Let me acquaint you with the age-old idiom called“log kya kahenge?”The question that literally begs: what will people say?

It is our favourite pretext for denying anything that could ‘taint’ your family’s reputation, or worse, have society ostracise them. Archaic as it may sound in an era where families are becoming nuclear and our livelihood doesn’t hinge on communal acceptance as it may have in a more primitive past, this precept lies deep in our collective subconscious. So strong is our fear of public opinion that it overshadows reason and suffocates logic, justifying silence in the face of some of our worst social atrocities. For the only shame worse than suffering is to expose vulnerability.

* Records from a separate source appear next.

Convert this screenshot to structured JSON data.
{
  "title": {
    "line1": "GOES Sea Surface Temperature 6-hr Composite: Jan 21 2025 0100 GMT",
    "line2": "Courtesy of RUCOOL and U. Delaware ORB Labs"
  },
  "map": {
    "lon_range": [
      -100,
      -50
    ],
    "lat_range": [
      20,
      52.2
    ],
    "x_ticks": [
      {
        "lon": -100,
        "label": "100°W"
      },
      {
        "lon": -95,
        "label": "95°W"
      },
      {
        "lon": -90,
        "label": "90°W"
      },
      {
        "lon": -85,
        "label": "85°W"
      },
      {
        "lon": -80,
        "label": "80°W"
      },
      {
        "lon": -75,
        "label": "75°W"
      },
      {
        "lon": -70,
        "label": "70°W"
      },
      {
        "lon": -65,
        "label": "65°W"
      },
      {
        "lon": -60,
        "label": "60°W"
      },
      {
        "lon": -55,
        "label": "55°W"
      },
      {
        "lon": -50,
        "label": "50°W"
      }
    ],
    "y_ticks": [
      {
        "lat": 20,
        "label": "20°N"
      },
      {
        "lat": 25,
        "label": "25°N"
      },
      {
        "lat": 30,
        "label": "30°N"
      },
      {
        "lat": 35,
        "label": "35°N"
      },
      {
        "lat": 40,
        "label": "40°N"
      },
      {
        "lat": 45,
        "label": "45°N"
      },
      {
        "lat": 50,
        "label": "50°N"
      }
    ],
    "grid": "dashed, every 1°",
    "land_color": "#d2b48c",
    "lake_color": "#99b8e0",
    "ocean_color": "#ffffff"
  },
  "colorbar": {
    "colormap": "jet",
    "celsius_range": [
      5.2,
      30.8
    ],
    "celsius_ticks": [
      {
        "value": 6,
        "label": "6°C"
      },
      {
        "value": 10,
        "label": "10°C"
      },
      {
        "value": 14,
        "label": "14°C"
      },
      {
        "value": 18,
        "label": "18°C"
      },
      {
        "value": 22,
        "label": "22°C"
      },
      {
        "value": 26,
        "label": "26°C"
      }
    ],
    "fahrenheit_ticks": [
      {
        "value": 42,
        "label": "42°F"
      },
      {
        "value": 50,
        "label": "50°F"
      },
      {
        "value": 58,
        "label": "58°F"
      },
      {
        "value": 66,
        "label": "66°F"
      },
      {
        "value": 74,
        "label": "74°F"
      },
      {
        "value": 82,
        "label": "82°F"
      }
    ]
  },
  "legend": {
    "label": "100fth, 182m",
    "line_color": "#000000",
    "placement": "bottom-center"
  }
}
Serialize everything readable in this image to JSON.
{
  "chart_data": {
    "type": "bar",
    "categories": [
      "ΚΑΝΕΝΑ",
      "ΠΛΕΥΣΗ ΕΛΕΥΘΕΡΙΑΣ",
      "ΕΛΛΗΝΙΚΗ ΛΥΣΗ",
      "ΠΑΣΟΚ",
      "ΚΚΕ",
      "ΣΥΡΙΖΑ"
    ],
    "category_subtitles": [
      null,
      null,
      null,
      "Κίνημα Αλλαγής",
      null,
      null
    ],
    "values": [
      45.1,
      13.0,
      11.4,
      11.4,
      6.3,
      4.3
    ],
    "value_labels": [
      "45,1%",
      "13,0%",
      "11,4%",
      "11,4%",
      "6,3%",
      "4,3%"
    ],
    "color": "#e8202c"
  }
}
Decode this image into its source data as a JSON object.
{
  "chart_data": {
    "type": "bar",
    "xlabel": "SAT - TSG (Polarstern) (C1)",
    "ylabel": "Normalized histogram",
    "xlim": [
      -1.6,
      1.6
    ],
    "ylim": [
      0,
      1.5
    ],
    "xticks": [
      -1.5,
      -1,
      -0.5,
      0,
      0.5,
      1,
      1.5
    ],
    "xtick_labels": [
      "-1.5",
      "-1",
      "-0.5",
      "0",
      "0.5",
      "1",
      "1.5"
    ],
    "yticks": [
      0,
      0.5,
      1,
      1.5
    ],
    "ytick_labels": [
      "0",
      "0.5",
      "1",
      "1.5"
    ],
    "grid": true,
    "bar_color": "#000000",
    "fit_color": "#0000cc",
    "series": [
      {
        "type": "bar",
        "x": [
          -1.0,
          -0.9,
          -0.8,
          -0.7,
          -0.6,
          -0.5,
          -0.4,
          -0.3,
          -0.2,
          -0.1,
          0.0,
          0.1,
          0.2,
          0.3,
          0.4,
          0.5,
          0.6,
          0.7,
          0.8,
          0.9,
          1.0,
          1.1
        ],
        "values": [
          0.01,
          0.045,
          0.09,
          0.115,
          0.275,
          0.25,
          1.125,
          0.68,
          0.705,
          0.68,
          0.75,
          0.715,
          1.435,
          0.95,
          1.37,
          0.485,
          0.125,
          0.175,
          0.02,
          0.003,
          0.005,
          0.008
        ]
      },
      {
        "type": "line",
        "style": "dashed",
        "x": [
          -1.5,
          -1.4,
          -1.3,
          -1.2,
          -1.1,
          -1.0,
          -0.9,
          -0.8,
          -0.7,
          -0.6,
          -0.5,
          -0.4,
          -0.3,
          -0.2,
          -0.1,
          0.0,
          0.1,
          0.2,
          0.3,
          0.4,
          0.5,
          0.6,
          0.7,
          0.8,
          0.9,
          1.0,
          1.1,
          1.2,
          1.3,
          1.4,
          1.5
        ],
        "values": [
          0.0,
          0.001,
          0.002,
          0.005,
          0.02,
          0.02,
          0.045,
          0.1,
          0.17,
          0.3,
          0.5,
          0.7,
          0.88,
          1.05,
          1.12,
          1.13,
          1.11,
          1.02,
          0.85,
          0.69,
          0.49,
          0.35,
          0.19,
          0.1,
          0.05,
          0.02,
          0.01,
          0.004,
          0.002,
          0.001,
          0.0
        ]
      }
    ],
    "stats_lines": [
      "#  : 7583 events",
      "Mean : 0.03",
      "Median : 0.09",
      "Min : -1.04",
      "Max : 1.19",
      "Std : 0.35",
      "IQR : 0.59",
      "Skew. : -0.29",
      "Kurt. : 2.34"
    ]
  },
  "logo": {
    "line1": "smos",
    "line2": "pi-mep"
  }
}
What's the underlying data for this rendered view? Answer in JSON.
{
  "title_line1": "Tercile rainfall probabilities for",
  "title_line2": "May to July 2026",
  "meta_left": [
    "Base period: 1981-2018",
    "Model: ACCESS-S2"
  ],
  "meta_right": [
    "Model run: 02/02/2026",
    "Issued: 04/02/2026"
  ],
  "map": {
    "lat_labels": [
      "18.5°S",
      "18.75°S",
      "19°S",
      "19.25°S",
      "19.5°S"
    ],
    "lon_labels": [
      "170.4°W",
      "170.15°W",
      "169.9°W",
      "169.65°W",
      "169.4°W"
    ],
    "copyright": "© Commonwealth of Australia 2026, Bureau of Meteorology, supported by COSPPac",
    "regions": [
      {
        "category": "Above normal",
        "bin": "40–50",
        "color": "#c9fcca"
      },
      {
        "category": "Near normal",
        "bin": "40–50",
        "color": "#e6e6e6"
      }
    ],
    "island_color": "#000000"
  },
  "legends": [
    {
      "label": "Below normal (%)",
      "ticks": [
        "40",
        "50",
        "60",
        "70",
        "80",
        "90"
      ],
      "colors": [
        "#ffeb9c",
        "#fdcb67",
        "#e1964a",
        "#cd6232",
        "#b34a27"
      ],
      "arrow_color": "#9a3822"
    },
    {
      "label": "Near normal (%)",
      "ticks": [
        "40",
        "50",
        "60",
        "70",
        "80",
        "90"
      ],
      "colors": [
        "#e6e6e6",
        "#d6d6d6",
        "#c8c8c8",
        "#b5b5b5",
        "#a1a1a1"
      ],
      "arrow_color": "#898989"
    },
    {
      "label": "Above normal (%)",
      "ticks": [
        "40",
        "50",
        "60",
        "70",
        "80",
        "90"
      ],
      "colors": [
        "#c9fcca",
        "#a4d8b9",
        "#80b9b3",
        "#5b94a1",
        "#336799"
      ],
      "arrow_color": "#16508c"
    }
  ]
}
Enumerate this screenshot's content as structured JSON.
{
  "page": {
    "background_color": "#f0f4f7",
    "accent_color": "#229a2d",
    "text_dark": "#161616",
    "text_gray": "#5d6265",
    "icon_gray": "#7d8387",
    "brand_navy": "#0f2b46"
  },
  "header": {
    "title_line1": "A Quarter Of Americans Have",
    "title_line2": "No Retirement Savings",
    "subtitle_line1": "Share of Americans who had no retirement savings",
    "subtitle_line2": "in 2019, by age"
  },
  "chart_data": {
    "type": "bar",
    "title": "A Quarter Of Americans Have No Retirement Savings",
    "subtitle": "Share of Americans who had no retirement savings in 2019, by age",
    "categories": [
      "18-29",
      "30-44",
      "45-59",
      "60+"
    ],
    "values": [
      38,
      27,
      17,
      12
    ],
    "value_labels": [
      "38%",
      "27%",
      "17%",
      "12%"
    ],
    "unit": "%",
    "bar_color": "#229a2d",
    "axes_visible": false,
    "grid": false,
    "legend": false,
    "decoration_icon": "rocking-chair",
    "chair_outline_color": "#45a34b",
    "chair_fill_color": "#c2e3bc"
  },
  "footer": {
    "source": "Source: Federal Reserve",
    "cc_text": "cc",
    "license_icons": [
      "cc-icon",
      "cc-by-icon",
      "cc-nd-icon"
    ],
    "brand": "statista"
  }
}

Sadly, when this syndrome echoes at the highest echelons of power, an insecure complex of “firang log kya kahenge,” even the most innocuous forms of inquiry, ignorant as the inquirer maybe, become grounds to take offence. And so long as it is our household honour under siege, it will warrant blind defence, diluting the pursuit of debate into unhinged tirades where uniformity masquerades as unity. But, the more we subscribe to such totalisms, fixated on the extraneous, the more we preclude introspection. Until we reach a point where we are so steeped in hubris and mired in self-made fallacies, that we cannot recognize the rot, or even fathom the possibility of talking about it.